Uber Pop: Hamburg verbietet die Taxi-App

Uber will sich von der Abfuhr der Hamburger Behörde nicht aufhalten lassen
Uber will sich von der Abfuhr der Hamburger Behörde nicht aufhalten lassen(© 2014 Uber)

Ohne Personenbeförderungsschein ist kein Taxifahren erlaubt – zu diesem Schluss ist die Verkehrsbehörde in Hamburg gekommen und hat die Nutzung von Uber Pop verboten. Die Uber-Korrektheit der Behörde bedeutet für die Anwendung theoretisch das Aus in der Hansestadt.

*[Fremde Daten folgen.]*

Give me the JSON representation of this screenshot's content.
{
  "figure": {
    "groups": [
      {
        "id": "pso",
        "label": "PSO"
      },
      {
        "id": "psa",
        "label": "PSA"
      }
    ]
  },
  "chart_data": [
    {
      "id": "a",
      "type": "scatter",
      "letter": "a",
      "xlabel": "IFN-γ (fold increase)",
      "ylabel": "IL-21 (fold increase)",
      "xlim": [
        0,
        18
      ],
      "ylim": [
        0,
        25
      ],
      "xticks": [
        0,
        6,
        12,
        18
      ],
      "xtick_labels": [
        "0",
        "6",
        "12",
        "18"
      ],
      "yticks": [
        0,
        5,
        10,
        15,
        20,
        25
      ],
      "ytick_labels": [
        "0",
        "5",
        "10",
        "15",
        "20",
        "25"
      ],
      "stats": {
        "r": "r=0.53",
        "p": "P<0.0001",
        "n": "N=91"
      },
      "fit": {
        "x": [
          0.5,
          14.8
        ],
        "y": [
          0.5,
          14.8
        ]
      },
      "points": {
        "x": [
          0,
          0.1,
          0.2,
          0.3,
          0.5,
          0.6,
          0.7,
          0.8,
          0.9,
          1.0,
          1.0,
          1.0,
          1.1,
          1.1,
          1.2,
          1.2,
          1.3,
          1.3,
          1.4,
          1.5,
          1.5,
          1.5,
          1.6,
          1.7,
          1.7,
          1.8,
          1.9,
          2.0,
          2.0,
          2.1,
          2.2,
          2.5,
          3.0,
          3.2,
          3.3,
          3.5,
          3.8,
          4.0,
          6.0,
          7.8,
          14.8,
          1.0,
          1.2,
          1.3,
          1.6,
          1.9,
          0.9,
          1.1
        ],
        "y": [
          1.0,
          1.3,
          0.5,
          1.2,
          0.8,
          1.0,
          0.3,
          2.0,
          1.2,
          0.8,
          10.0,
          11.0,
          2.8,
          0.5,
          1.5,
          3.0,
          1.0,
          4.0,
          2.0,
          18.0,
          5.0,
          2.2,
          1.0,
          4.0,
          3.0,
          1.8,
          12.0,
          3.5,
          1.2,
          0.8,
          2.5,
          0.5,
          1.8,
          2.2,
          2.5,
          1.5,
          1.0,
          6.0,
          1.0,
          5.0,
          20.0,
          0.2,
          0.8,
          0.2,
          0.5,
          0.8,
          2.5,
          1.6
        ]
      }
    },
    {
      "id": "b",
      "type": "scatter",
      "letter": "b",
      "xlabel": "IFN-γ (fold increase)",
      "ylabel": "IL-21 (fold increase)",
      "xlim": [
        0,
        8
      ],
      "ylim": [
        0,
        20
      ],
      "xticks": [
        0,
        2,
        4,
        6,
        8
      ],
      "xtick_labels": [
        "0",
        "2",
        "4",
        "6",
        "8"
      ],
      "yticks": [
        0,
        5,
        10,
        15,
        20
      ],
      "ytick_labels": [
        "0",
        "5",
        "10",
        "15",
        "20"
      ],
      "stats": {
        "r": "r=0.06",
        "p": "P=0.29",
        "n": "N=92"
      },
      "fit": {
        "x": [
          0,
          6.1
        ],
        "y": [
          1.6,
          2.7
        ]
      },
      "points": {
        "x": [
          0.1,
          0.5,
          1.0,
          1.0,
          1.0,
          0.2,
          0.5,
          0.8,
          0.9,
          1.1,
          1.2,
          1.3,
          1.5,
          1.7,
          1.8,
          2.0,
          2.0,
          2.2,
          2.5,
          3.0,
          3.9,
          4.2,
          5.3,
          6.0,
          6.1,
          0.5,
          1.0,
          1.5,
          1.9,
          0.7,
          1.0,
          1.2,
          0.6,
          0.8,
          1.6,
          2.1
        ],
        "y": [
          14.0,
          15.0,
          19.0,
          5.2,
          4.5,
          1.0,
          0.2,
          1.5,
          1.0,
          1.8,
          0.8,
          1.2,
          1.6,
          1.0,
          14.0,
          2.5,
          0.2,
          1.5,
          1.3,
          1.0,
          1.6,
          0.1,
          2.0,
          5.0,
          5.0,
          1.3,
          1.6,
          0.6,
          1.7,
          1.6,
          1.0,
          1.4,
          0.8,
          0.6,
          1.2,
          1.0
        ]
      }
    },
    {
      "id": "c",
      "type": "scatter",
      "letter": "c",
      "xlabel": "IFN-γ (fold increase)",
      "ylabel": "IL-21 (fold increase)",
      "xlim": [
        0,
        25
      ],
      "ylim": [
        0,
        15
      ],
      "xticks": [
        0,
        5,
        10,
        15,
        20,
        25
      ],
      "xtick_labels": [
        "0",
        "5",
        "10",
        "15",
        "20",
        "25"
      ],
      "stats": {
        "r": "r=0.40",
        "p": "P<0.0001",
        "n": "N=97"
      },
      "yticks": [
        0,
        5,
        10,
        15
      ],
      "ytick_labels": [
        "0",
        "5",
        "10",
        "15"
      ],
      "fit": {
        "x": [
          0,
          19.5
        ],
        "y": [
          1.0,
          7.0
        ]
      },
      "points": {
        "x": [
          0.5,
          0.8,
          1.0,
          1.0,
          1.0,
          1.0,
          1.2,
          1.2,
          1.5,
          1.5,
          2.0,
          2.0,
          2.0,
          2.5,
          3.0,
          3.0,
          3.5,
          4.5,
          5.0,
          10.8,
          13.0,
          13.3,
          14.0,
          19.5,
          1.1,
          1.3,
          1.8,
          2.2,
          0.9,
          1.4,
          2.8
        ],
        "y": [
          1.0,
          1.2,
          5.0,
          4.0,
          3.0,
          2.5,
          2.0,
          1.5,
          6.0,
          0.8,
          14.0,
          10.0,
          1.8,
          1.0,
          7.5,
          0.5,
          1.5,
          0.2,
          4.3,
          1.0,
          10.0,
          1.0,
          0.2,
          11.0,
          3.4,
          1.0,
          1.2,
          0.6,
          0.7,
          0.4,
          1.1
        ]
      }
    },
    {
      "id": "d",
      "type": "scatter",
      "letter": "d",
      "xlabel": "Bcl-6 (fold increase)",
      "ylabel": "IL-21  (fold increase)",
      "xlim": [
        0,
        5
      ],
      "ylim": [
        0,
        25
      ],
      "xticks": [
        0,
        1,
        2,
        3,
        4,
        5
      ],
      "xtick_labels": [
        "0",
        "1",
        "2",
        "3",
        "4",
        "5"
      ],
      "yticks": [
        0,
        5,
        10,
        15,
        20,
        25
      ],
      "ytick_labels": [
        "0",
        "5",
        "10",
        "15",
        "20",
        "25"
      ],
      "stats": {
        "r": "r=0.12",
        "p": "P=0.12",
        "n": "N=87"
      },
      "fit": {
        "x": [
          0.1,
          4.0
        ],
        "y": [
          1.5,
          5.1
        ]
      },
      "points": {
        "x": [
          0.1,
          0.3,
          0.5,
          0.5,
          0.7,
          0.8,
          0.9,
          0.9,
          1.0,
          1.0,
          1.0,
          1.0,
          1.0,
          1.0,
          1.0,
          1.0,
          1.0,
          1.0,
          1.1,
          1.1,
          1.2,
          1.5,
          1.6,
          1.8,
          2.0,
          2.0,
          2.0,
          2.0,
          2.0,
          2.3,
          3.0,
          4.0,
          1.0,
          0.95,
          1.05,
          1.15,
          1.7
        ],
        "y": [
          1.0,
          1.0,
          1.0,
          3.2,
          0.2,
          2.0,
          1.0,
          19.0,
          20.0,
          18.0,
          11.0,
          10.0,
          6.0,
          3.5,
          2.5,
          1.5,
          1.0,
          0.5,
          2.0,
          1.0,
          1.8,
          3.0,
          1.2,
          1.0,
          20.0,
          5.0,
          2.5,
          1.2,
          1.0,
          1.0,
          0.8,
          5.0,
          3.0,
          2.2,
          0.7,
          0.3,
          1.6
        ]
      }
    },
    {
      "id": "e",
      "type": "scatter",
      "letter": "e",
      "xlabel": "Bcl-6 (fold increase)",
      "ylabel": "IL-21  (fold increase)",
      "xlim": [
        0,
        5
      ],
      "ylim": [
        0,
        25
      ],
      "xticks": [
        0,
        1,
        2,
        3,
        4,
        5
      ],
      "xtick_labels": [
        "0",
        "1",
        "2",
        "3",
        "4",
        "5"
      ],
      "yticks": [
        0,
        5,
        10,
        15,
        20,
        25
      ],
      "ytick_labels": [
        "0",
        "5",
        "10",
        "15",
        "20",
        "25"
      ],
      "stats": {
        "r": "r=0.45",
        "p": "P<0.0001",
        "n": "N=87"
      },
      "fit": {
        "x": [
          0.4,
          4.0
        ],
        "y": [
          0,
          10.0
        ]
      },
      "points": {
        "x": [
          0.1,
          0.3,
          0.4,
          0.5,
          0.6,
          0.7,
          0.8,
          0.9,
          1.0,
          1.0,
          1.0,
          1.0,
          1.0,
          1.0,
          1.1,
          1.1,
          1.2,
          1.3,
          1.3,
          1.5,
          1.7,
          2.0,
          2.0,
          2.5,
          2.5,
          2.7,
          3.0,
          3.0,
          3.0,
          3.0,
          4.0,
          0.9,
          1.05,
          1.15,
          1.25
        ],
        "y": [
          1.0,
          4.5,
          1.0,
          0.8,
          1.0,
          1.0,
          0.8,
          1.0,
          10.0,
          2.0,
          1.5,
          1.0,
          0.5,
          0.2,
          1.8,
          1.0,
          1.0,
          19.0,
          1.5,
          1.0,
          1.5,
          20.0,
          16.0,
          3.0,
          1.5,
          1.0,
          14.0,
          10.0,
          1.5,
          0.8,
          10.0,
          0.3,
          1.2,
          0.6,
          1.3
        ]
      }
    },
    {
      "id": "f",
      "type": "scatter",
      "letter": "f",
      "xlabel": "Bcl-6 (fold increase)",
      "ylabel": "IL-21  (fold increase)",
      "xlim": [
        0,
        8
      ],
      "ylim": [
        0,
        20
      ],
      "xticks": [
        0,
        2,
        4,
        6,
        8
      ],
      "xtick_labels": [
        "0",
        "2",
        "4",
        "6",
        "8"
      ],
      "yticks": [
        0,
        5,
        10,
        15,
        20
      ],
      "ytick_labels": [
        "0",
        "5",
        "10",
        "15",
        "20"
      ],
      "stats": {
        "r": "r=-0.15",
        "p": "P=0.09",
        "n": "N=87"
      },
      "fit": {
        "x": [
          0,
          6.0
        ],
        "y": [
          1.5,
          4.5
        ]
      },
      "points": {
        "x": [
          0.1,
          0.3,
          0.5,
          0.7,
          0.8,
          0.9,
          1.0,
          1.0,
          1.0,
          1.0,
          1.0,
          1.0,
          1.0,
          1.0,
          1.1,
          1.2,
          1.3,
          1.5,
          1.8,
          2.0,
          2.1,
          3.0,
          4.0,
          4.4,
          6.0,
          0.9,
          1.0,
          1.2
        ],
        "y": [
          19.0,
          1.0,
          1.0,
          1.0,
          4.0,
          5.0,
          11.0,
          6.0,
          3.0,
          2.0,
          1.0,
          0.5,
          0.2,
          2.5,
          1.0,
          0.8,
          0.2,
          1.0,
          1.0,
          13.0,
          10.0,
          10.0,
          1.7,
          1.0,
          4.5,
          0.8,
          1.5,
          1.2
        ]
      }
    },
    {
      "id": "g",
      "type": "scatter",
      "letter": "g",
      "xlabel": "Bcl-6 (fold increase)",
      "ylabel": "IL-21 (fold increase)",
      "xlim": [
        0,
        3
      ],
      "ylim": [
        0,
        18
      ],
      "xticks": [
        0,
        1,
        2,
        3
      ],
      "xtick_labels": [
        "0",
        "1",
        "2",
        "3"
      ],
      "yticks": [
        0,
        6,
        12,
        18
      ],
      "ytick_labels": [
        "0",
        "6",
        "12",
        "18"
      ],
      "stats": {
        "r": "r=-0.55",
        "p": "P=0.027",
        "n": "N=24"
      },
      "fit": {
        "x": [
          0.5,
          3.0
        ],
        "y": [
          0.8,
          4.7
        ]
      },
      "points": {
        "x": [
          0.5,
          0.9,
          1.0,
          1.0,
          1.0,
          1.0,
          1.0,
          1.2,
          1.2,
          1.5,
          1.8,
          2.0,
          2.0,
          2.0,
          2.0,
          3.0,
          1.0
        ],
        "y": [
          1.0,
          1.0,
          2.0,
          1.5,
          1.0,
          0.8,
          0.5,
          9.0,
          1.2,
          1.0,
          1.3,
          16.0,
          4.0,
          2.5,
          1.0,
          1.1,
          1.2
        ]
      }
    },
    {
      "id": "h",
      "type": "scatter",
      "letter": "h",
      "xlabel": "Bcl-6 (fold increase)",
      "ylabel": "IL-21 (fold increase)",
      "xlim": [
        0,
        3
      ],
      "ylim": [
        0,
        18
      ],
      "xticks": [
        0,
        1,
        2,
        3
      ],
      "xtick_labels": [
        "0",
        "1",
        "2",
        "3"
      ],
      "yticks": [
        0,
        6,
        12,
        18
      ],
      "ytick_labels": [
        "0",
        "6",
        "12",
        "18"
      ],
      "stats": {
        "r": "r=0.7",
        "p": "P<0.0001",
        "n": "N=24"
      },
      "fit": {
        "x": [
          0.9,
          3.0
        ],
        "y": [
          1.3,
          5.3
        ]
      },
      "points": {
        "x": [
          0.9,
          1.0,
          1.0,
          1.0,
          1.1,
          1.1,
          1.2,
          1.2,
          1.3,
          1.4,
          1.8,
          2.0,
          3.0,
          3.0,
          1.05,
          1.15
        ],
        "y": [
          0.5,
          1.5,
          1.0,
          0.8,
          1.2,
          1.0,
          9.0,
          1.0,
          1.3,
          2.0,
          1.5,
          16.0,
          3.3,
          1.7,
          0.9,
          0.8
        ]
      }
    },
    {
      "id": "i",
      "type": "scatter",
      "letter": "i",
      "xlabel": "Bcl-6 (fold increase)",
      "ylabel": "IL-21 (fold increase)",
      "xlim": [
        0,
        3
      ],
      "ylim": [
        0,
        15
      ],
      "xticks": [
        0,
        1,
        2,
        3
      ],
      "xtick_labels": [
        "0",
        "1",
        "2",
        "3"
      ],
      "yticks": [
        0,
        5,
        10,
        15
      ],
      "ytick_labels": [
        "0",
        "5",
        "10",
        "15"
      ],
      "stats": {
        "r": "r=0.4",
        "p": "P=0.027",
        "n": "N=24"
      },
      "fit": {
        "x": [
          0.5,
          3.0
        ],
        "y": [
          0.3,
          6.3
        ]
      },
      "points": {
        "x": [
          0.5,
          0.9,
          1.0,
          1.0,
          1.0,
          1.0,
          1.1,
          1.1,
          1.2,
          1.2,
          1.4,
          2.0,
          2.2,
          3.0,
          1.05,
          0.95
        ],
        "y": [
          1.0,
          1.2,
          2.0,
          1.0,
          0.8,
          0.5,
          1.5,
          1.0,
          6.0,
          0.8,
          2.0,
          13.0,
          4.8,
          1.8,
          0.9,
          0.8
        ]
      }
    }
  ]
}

Somit soll es zumindest in Hamburg kein gewerbsmäßiges Transportieren durch Privatleute und ihre eigenen PKW geben, berichtet Spiegel Online. Die Strafe für einen Verstoß ist entsprechend hoch angesetzt: 1000 Euro müssen Fahrer bezahlen, die über Uber andere Menschen gegen Bezahlung transportieren.

Umstrittenes Konzept

Die Taxi-App Uber bietet einen Service namens Uber Pop an, bei dem sich Privatleute als Taxifahrer anmelden können. Sobald jemand über die Anwendung ein Taxi bestellt, wird der nächste freie Fahrer in der Umgebung benachrichtigt. Uber gibt es bereits in etwa 150 Städten weltweit – doch das Konzept der Beförderung durch Privatleute trifft auf den Widerstand der professionellen Taxifahrer. Diese organisierten zuletzt im Juni Proteste in vielen Großstädten, um gegen das Unternehmen aus San Francisco zu demonstrieren.

Es ist zudem fraglich, inwieweit das Verbot auf Dauer Bestand hat; denn andere Unternehmen wie die Mitfahrzentrale nutzen seit Jahren die Möglichkeit, Menschen zur Beförderung gegen Geld an Privatleute zu vermitteln. Uber selbst geht davon aus, dass es einer gerichtlichen Klärung der Legalität des Geschäftsmodells bedarf – und will seinen Service auch in Hamburg weiterhin anbieten. WunderCar blieb nicht so hartnäckig.